Health Sciences

Hematology course gives Marquette students crucial experience in identifying Sickle Cell Disease, other blood diseases

September is Sickle Cell Awareness Month

A blood sample with severely sickled cells. One of the sickled cells can be seen at the tip of the eyepiece pointer.

One in 100,000 Americans lives with Sickle Cell Disease, a genetic blood disease that causes red blood cells to become deformed, changing from their typical round, smooth structure to a sickle-shaped and sticky configuration. Those with the disease typically experience fatigue and pain localized to joints or areas containing small blood vessels.

Early screening can hold the key to mitigating symptoms and to better understanding how to successfully treat the condition. In the Medical Laboratory Science Department in the College of Health Sciences, students are learning how to identify the disease in Dr. Valerie Everard-Gigot’s hematology course.

“Sickle Cell Disease is one of many hematological issues that is diagnosed with the aid of a medical laboratory scientist,” Everard-Gigot says. “The blood provides many remarkable clues, and visual examination of blood from an individual with this disease can inform clinicians about the degree of sickling and the extent to which the body is responding by producing new red blood cells.”

Medical laboratory scientists are a critical piece of the diagnostic procedure in all forms of Sickle Cell Disease, helping provide patients with needed answers.

What causes Sickle Cell Disease?

Sickle Cell Disease is an inherited condition that results in the production of abnormal hemoglobin – the protein responsible for imparting the red coloration to a red blood cell and for the oxygen carrying capacity of the cell.

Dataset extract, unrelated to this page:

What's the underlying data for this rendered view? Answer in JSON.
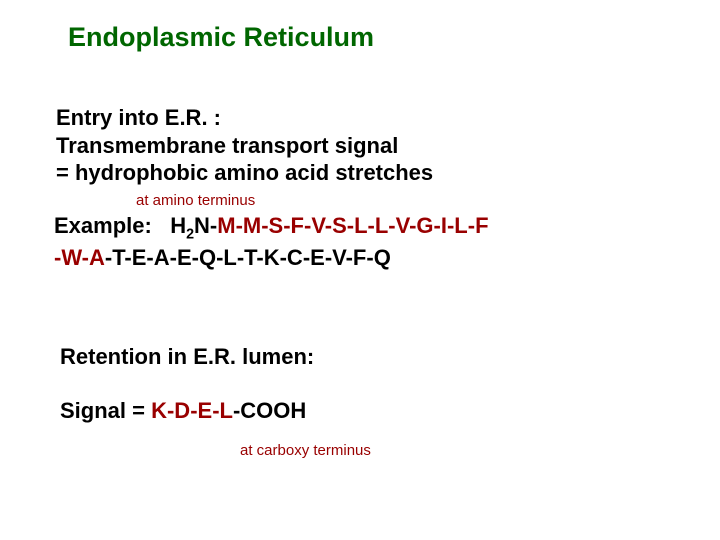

Sickle Cell Anemia is caused by a mutation in a gene encoding the “globin” component of hemoglobin. The resultant single amino acid mutation, in turn, results in the synthesis of abnormal protein globin chains – the mutated hemoglobin with the altered protein change is known as “Hemoglobin S”

“When red blood cells form into the sickle shape — hemoglobin S — they have a harder time freely flowing through vessels and subsequently cause ‘roadblocks’ to healthy red blood cells,” Everard-Gigot says. “The healthy red blood cells will attempt to move past the roadblock of sickled cells, but as they attempt to do so, their cell walls or membranes become compressed and pulled. This can result in elongated cells that become stressed and eventually destroyed, producing a reduction in available healthy red cells and a diminished oxygen carrying capacity in the body-  the ‘anemia’ part of sickle cell anemia.”

With less oxygen being delivered to tissues, in addition to fatigue, pain can be a common symptom of Sickle Cell Disease, though the precise mechanism of pain induction is not completely understood, Everard-Gigot says.

In addition to Sickle Cell Disease in which an affected individual inherits a copy of the abnormal hemoglobin S gene from each gene (or HbSS), it is possible to inherit a different abnormal form of hemoglobin from one parent, and thereby produce one of several variants of the condition, some of which produce milder forms of the disease.  Also, in some individuals who inherit only one copy of an abnormal hemoglobin gene, symptoms of fatigue can occur with strenuous exertion or dehydration.  Such individuals, while are ‘carriers’ of disease, are said to have the sickle cell trait.

Medical laboratory scientists ensure the accuracy and fidelity of this test and of many critical laboratory tests by mastering extremely technical diagnostic instruments for optimal sensitivity and specificity. This commitment to accuracy prevents errors that could be incredibly harmful to human health.